Yeniçağ yazarı Murat Ağırel, Dışişleri Bakanı Mevlüt Çavuşoğlu’nun mevkidaşı Almanya Dışişleri Bakanı Heiko Maas ile 6 Mayıs’ta Berlin’de gerçekleştirdiği toplantı sonrasında kullandığı, “Turistin görebileceği herkesi mayıs sonuna kadar aşılayacağız” ifadesine tepki gösterdi. Ağırel, “İktidara sesleniyorum, biz müstemleke ülkesi miyiz?” diye sordu.
“Bu sadece bir cümleden ibaret değil. Koca bir hükûmet politikasının dışavurumu aslında” diyen Ağırel, “Çünkü aylardır görüyoruz ki AKP iktidarı için para getirmeyen hiçbir işçi, sektör, iş yeri, esnaf vs. birinci sınıf vatandaş değil” ifadesini kullandı.
Türkiye için Titanic benzetmesi yapan Ağırel, “Titanic’te nasıl dönemin sınıfsal farklılıkları katı bir şekilde vurgulanmışsa iktidar da bugün yaptığı eylemlerle bu farklılığı açık açık vurguluyor.
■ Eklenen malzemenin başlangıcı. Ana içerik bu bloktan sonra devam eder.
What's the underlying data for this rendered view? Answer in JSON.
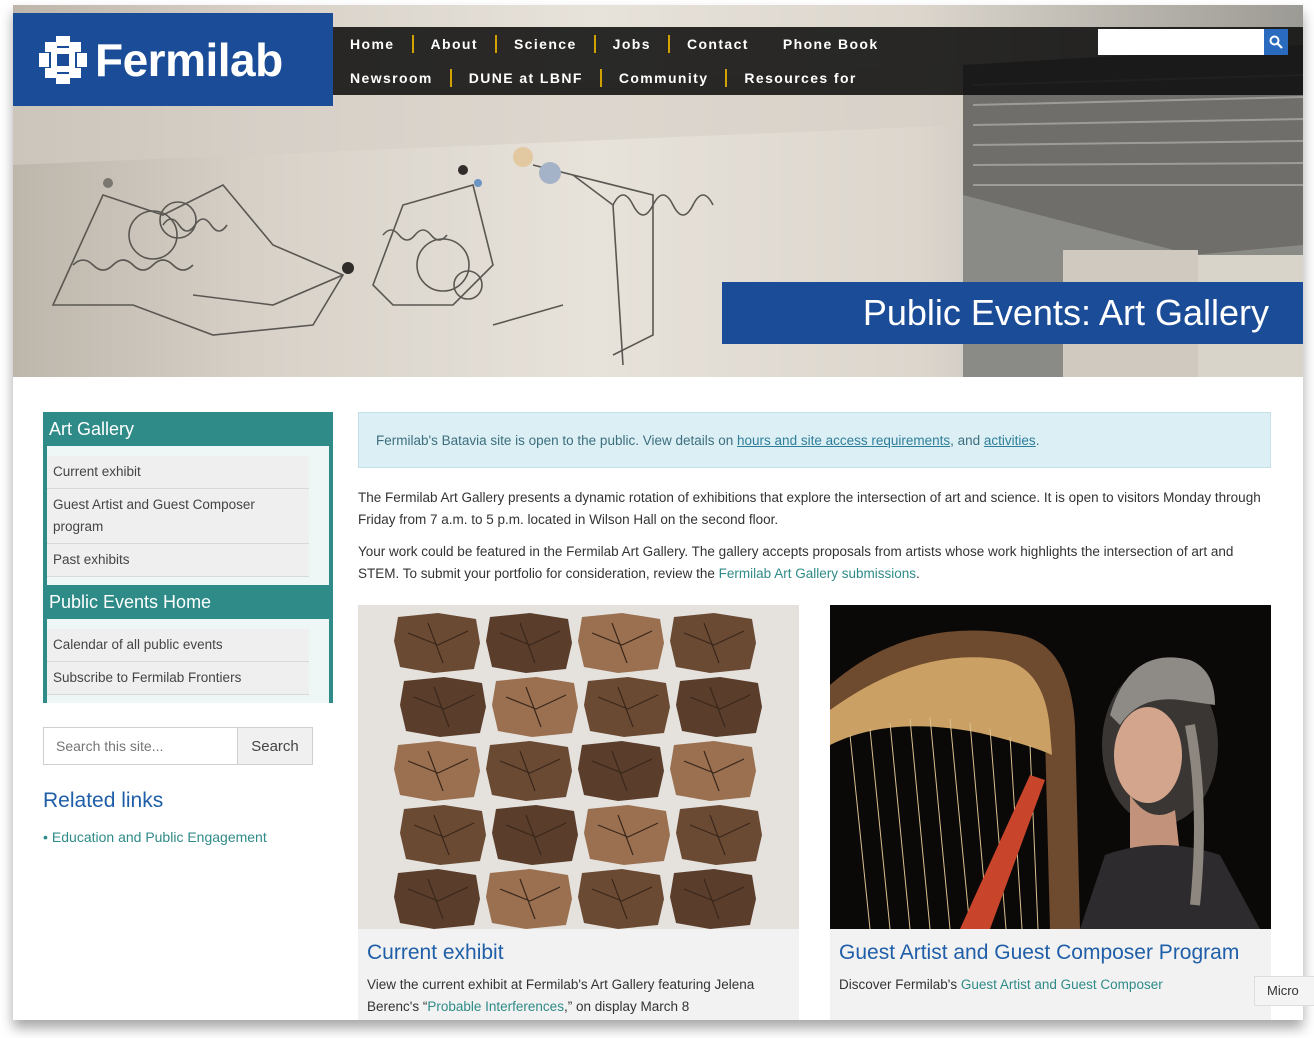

Ve bu durum toplumda çatlamalara yol açacak tehlikelere neden oluyor” görüşünü ifade etti. Ağırel, Bakan Çavuşoğlu’nun, sözlerinin tartışma konusu olmasının ardından yaptığı açıklamadaki “Turist dediğimizde neden akla sadece yabancı turistler geliyor, yerli turistlerimiz yok mu” ifadesine şöyle tepki gösterdi:
“Özrü kabahatinden büyük. Turizm sektöründe çalışanlar insan da fabrikalarda üretim yapan işçiler insan değil mi onlar neden aşılanmıyor. Onlar vergi vermiyor mu? Onlar üretim yapmıyor mu? Yok, olmaz, doğrudan vergi geliri sağlayacak olan turizm sektöründen bir an önce para gelmeli! Gelmeli ki önümüzdeki seçimlere kadar en azından toparlanabilir bir ekonomik plan ortaya koymalılar. Ama sonuçta AKP’nin kendi vatandaşını üçüncü dünya ülkesi görmesi zihniyetini de bu tablo ortaya koydu. İktidar kendisini müstemleke valisi gibi görüyor.”
“Titanic örneğini boşuna vermedim. Sonumuz da onun gibi olmasın diye iktidara gönül veren okuyucularıma sesleniyorum” diyerek son zamanlarda artan intihar olaylarına işaret eden Ağırel, “Empati kurun. İnsanların bu duruma gelmesi için nasıl bir psikoloji içerisinde olabileceklerini düşünün” dedi.